Ethanolic extracts and some fractions from 10 Indian medicinal plants, known for antibacterial activity, were investigated for their ability to inhibit clinical isolates of beta-lactamase producing methicillin-resistant Staphylococcus aureus (MRSA) and methicillin-sensitive S. aureus (MSSA). Synergistic interaction of plant extracts with certain antibiotics was also evaluated. The MRSA test strains were found to be multi-drug resistant and also exhibited high level of resistance to common beta-lactam antibiotics.
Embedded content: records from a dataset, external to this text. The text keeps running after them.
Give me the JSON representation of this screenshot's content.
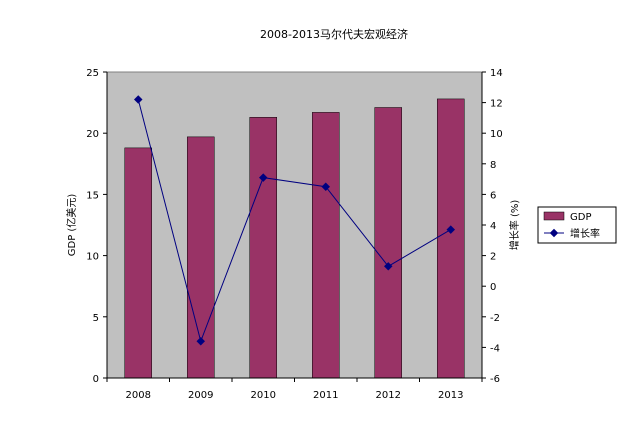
{
  "chart_data": {
    "type": "bar",
    "title": "2008-2013马尔代夫宏观经济",
    "categories": [
      "2008",
      "2009",
      "2010",
      "2011",
      "2012",
      "2013"
    ],
    "series": [
      {
        "name": "GDP",
        "type": "bar",
        "axis": "left",
        "values": [
          18.8,
          19.7,
          21.3,
          21.7,
          22.1,
          22.8
        ]
      },
      {
        "name": "增长率",
        "type": "line",
        "axis": "right",
        "values": [
          12.2,
          -3.6,
          7.1,
          6.5,
          1.3,
          3.7
        ]
      }
    ],
    "ylabel": "GDP (亿美元)",
    "y2label": "增长率 (%)",
    "ylim": [
      0,
      25
    ],
    "y2lim": [
      -6,
      14
    ],
    "yticks": [
      "0",
      "5",
      "10",
      "15",
      "20",
      "25"
    ],
    "y2ticks": [
      "-6",
      "-4",
      "-2",
      "0",
      "2",
      "4",
      "6",
      "8",
      "10",
      "12",
      "14"
    ],
    "grid": false,
    "legend_position": "right",
    "colors": {
      "bar": "#993366",
      "line": "#000080",
      "plot_bg": "#c0c0c0"
    }
  }
}
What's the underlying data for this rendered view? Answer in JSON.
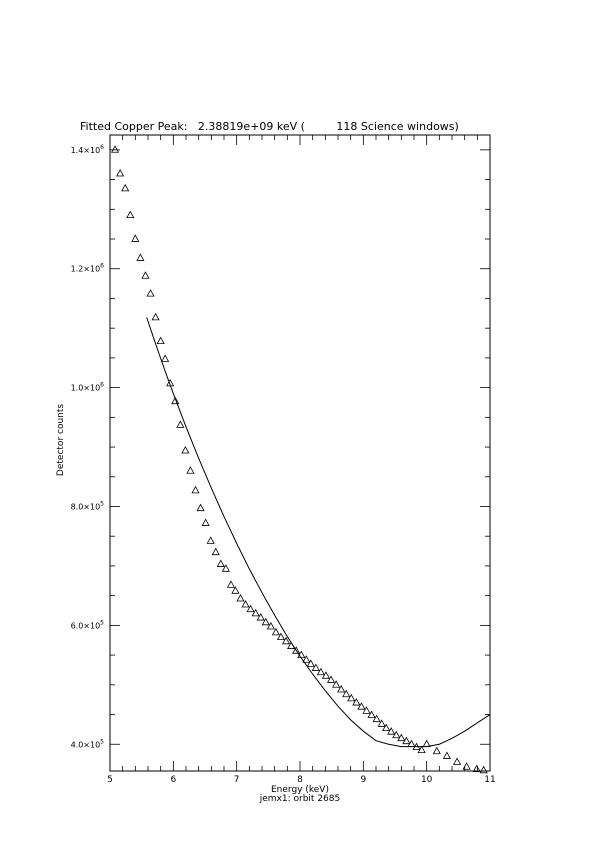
{
  "chart_data": {
    "type": "scatter",
    "title": "Fitted Copper Peak:   2.38819e+09 keV (         118 Science windows)",
    "xlabel": "Energy (keV)",
    "ylabel": "Detector counts",
    "subtitle": "jemx1: orbit 2685",
    "xlim": [
      5,
      11
    ],
    "ylim": [
      355000,
      1425000
    ],
    "x_ticks": [
      {
        "v": 5,
        "label": "5"
      },
      {
        "v": 6,
        "label": "6"
      },
      {
        "v": 7,
        "label": "7"
      },
      {
        "v": 8,
        "label": "8"
      },
      {
        "v": 9,
        "label": "9"
      },
      {
        "v": 10,
        "label": "10"
      },
      {
        "v": 11,
        "label": "11"
      }
    ],
    "y_ticks": [
      {
        "v": 400000,
        "mant": "4.0×10",
        "exp": "5"
      },
      {
        "v": 600000,
        "mant": "6.0×10",
        "exp": "5"
      },
      {
        "v": 800000,
        "mant": "8.0×10",
        "exp": "5"
      },
      {
        "v": 1000000,
        "mant": "1.0×10",
        "exp": "6"
      },
      {
        "v": 1200000,
        "mant": "1.2×10",
        "exp": "6"
      },
      {
        "v": 1400000,
        "mant": "1.4×10",
        "exp": "6"
      }
    ],
    "grid": false,
    "series": [
      {
        "marker": "triangle",
        "x": [
          5.08,
          5.16,
          5.24,
          5.32,
          5.4,
          5.48,
          5.56,
          5.64,
          5.72,
          5.8,
          5.87,
          5.95,
          6.03,
          6.11,
          6.19,
          6.27,
          6.35,
          6.43,
          6.51,
          6.59,
          6.67,
          6.75,
          6.83,
          6.91,
          6.98,
          7.06,
          7.14,
          7.22,
          7.3,
          7.38,
          7.46,
          7.54,
          7.62,
          7.7,
          7.78,
          7.86,
          7.94,
          8.02,
          8.1,
          8.17,
          8.25,
          8.33,
          8.41,
          8.49,
          8.57,
          8.65,
          8.73,
          8.81,
          8.89,
          8.97,
          9.05,
          9.13,
          9.21,
          9.29,
          9.36,
          9.44,
          9.52,
          9.6,
          9.68,
          9.76,
          9.84,
          9.92,
          10.0,
          10.16,
          10.32,
          10.48,
          10.63,
          10.79,
          10.9
        ],
        "y": [
          1400000,
          1360000,
          1335000,
          1290000,
          1250000,
          1218000,
          1188000,
          1158000,
          1118000,
          1078000,
          1048000,
          1007000,
          977000,
          937000,
          894000,
          860000,
          827000,
          797000,
          772000,
          742000,
          723000,
          703000,
          695000,
          668000,
          658000,
          645000,
          635000,
          627000,
          620000,
          613000,
          605000,
          598000,
          588000,
          580000,
          573000,
          565000,
          557000,
          550000,
          542000,
          535000,
          528000,
          521000,
          515000,
          508000,
          500000,
          492000,
          484000,
          477000,
          470000,
          463000,
          456000,
          449000,
          442000,
          434000,
          427000,
          421000,
          415000,
          410000,
          405000,
          400000,
          395000,
          390000,
          400000,
          388000,
          380000,
          370000,
          362000,
          358000,
          356000
        ]
      },
      {
        "marker": "line",
        "x": [
          5.58,
          5.7,
          5.8,
          5.9,
          6.0,
          6.2,
          6.4,
          6.6,
          6.8,
          7.0,
          7.2,
          7.4,
          7.6,
          7.8,
          8.0,
          8.2,
          8.4,
          8.6,
          8.8,
          9.0,
          9.2,
          9.4,
          9.6,
          9.8,
          9.9,
          10.0,
          10.2,
          10.4,
          10.6,
          10.8,
          11.0
        ],
        "y": [
          1118000,
          1080000,
          1049000,
          1019000,
          990000,
          934000,
          881000,
          831000,
          783000,
          738000,
          695000,
          655000,
          617000,
          581000,
          548000,
          518000,
          490000,
          464000,
          441000,
          422000,
          406000,
          400000,
          396000,
          396000,
          396000,
          396000,
          400000,
          410000,
          422000,
          436000,
          450000
        ]
      }
    ]
  }
}
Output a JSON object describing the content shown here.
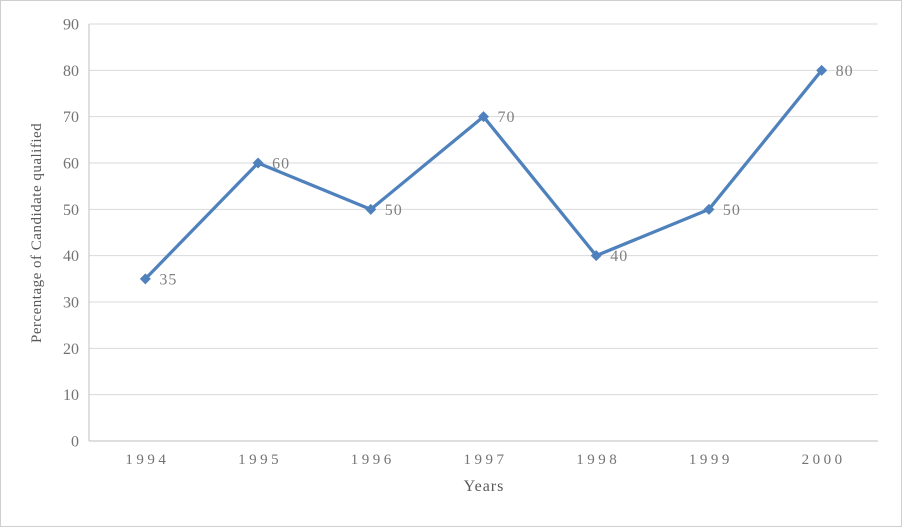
{
  "chart_data": {
    "type": "line",
    "title": "",
    "categories": [
      "1994",
      "1995",
      "1996",
      "1997",
      "1998",
      "1999",
      "2000"
    ],
    "series": [
      {
        "name": "Percentage of Candidate qualified",
        "values": [
          35,
          60,
          50,
          70,
          40,
          50,
          80
        ]
      }
    ],
    "data_labels": [
      "35",
      "60",
      "50",
      "70",
      "40",
      "50",
      "80"
    ],
    "xlabel": "Years",
    "ylabel": "Percentage of Candidate qualified",
    "ylim": [
      0,
      90
    ],
    "yticks": [
      0,
      10,
      20,
      30,
      40,
      50,
      60,
      70,
      80,
      90
    ],
    "grid": true,
    "legend": "none",
    "marker": "diamond",
    "colors": {
      "line": "#4F81BD",
      "marker": "#4F81BD",
      "gridline": "#D9D9D9",
      "axis_line": "#BFBFBF",
      "tick_label": "#737373",
      "data_label": "#808080",
      "axis_title": "#595959",
      "background": "#FFFFFF",
      "frame_border": "#CFCFCF"
    }
  }
}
These strains produced beta-lactamases, which hydrolyze one or other beta-lactam antibiotics, tested. The extract of the plants from Camellia sinensis (leaves), Delonix regia (flowers), Holarrhena antidysenterica (bark), Lawsonia inermis (leaves), Punica granatum (rind), Terminalia chebula (fruits) and Terminalia belerica (fruits) showed a broad-spectrum of antibacterial activity with an inhibition zone size of 11 mm to 27 mm, against all the test bacteria. The extracts from the leaves of Ocimum sanctum showed better activity against the three MRSA strains. On the other hand, extracts from Allium sativum (bulb) and Citrus sinensis (rind) exhibited little or no activity, against MRSA strains. The antibacterial potency of crude extracts was determined in terms of minimum inhibitory concentration (MIC) by the tube dilution method. MIC values, of the plant extracts, ranged from 1.3 to 8.2 mg/ml, against the test bacteria. Further, the extracts from Punica granatum and Delonix regia were fractionated in benzene, acetone and methanol. Antibacterial activity was observed in acetone as well as in the methanol fractions. In vitro synergistic interaction of crude extracts from Camellia sinensis, Lawsonia inermis, Punica granatum, Terminalia chebula and Terminalia belerica was detected with tetracycline. Moreover, the extract from Camellia sinensis also showed synergism with ampicillin.TLC of the above extracts revealed the presence of major phytocompounds, like alkaloids, glycosides, flavonoids, phenols and saponins. TLC-bioautography indicated phenols and flavonoids as major active compounds.